C’est en effet le choix opéré par Tribulation sur Sub Rosa In Æternum, premier véritable album sans Jonathan Hultén (après l’EP Hamartia paru en 2023) parti visiter des contrées folk bucoliques en solo. Les années 2020 sont celles du retour en force de la musique gothique, nous en voulons pour preuve toute une scène actuelle qui renouvèle le genre avec talent (Spell, Unto Others, Poltergeist) et il n’est pas étonnant que quelques formations plus installées décident de s’y pencher. Mais loin d’être un coup marketing, la mue de Tribulation est un véritable coup d’éclat, l’actualisation d’une destinée musicale, une parousie auditive tant le résultat s’avère probant.

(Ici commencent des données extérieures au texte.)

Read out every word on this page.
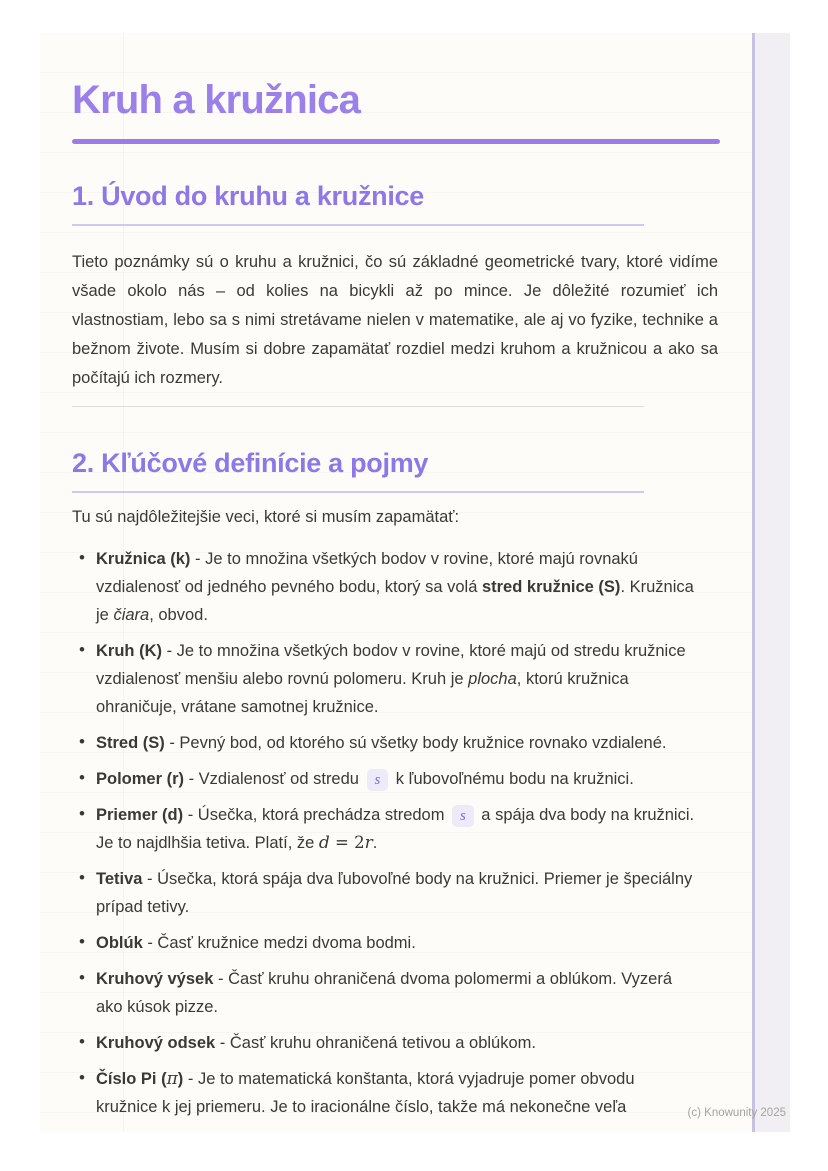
Kruh a kružnica
1. Úvod do kruhu a kružnice

Tieto poznámky sú o kruhu a kružnici, čo sú základné geometrické tvary, ktoré vidíme všade okolo nás – od kolies na bicykli až po mince. Je dôležité rozumieť ich vlastnostiam, lebo sa s nimi stretávame nielen v matematike, ale aj vo fyzike, technike a bežnom živote. Musím si dobre zapamätať rozdiel medzi kruhom a kružnicou a ako sa počítajú ich rozmery.

2. Kľúčové definície a pojmy

Tu sú najdôležitejšie veci, ktoré si musím zapamätať:

• Kružnica (k) - Je to množina všetkých bodov v rovine, ktoré majú rovnakú vzdialenosť od jedného pevného bodu, ktorý sa volá stred kružnice (S). Kružnica je čiara, obvod.
• Kruh (K) - Je to množina všetkých bodov v rovine, ktoré majú od stredu kružnice vzdialenosť menšiu alebo rovnú polomeru. Kruh je plocha, ktorú kružnica ohraničuje, vrátane samotnej kružnice.
• Stred (S) - Pevný bod, od ktorého sú všetky body kružnice rovnako vzdialené.
• Polomer (r) - Vzdialenosť od stredu s k ľubovoľnému bodu na kružnici.
• Priemer (d) - Úsečka, ktorá prechádza stredom s a spája dva body na kružnici. Je to najdlhšia tetiva. Platí, že d = 2r.
• Tetiva - Úsečka, ktorá spája dva ľubovoľné body na kružnici. Priemer je špeciálny prípad tetivy.
• Oblúk - Časť kružnice medzi dvoma bodmi.
• Kruhový výsek - Časť kruhu ohraničená dvoma polomermi a oblúkom. Vyzerá ako kúsok pizze.
• Kruhový odsek - Časť kruhu ohraničená tetivou a oblúkom.
• Číslo Pi (π) - Je to matematická konštanta, ktorá vyjadruje pomer obvodu kružnice k jej priemeru. Je to iracionálne číslo, takže má nekonečne veľa	(c) Knowunity 2025
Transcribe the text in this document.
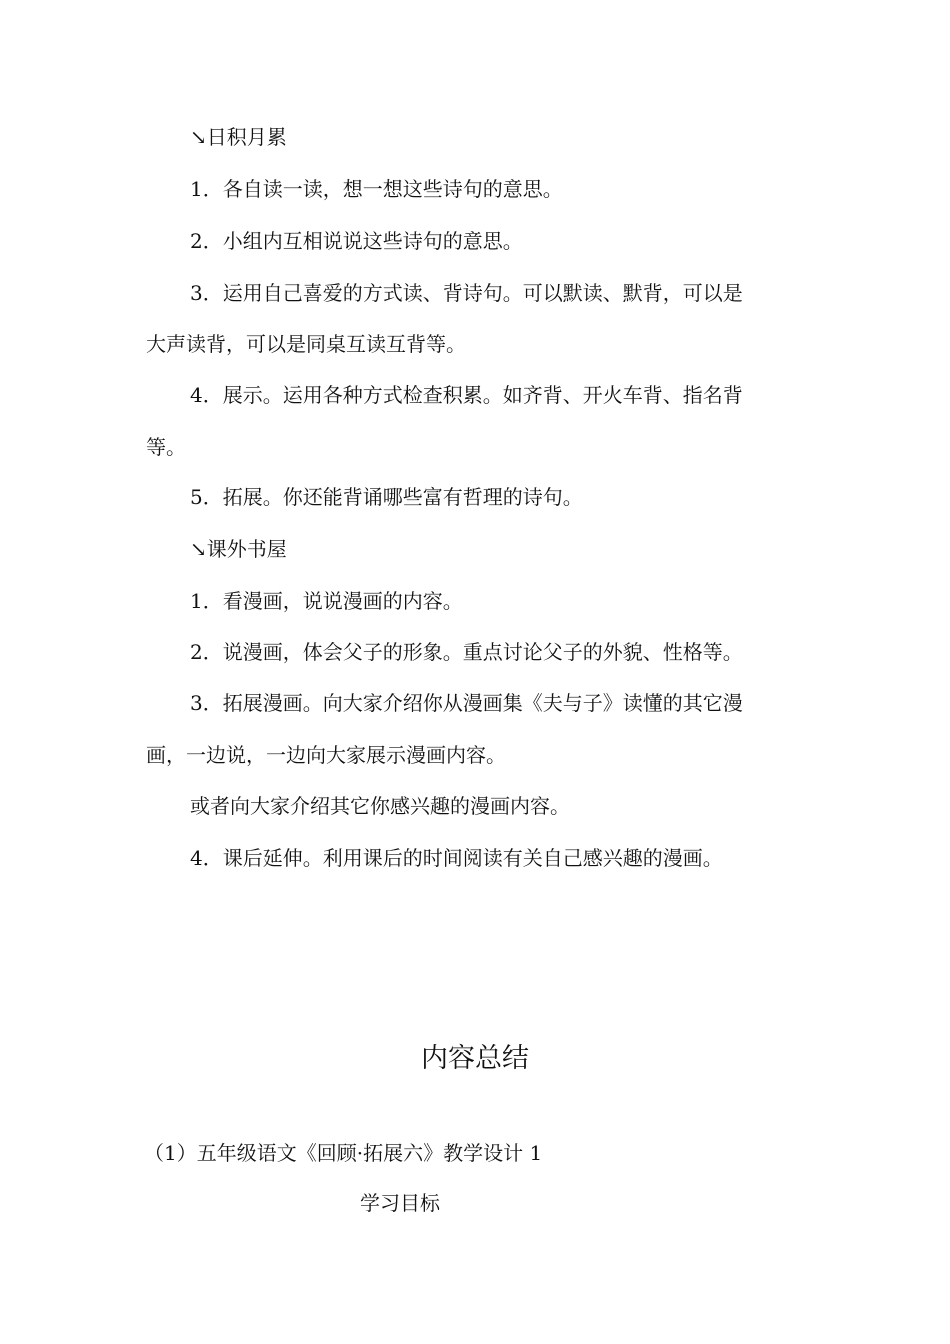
↘日积月累
1．各自读一读，想一想这些诗句的意思。
2．小组内互相说说这些诗句的意思。
3．运用自己喜爱的方式读、背诗句。可以默读、默背，可以是
大声读背，可以是同桌互读互背等。
4．展示。运用各种方式检查积累。如齐背、开火车背、指名背
等。
5．拓展。你还能背诵哪些富有哲理的诗句。
↘课外书屋
1．看漫画，说说漫画的内容。
2．说漫画，体会父子的形象。重点讨论父子的外貌、性格等。
3．拓展漫画。向大家介绍你从漫画集《夫与子》读懂的其它漫
画，一边说，一边向大家展示漫画内容。
或者向大家介绍其它你感兴趣的漫画内容。
4．课后延伸。利用课后的时间阅读有关自己感兴趣的漫画。
内容总结
（1）五年级语文《回顾·拓展六》教学设计 1
学习目标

Il s’agit d’une conversion quasi totale, tant et si bien que l’introductif "The Unrelenting Choir" évoque de "nouveaux chapitres" à ouvrir, aux sons de synthés et de guitares horrifiques que Ghost n’auraient pas reniés. Quasi-totale parce que le chant guttural n’a pas complétement disparu, agrémentant certains des meilleurs titres de l’opus en dialoguant avec le chant grave très marqué par la scène gothique (le génial "Tainted Skies", le sombre et ambitieux "Saturn Coming Down"). Cette technique vocale issue du Metal extrême peut même apporter une dose d’épique au besoin, comme le démontre "Time & the Vivid Ore" - un exercice de style impressionnant tant il parvient à être sur la tangente sans jamais basculer. Pour autant, le groupe parvient à faire preuve d’une belle grandiloquence sans ces artifices vocaux, en témoigne la conclusion "Poison Pages", un titre serpenteux dans l’esprit du dernier album de Creeper.
Néanmoins, Tribulation n’hésite pas à jouer la carte gothique à fond, en s'emparant du kitsch avec une belle maîtrise pour ne pas sombrer dans des excès dommageables, en grande partie grâce aux lignes de guitare qui maintiennent le registre heavy. C’est ainsi que le lancinant "Hungry Waters", digne de Depeche Mode, et "Murder in Red", tous synthés déployés, font mouche, de même que le plus dynamique "Drink the Love of God" aux chœurs soignés (avis aux amis de Year of the Goat). Tribulation se montre même sensuel sur "Reaping Song", une ballade morbide magnifiquement interprétée par l’ensemble des musiciens (jusqu’au solo de guitare intense et aux interventions simples mais subtiles du synthé).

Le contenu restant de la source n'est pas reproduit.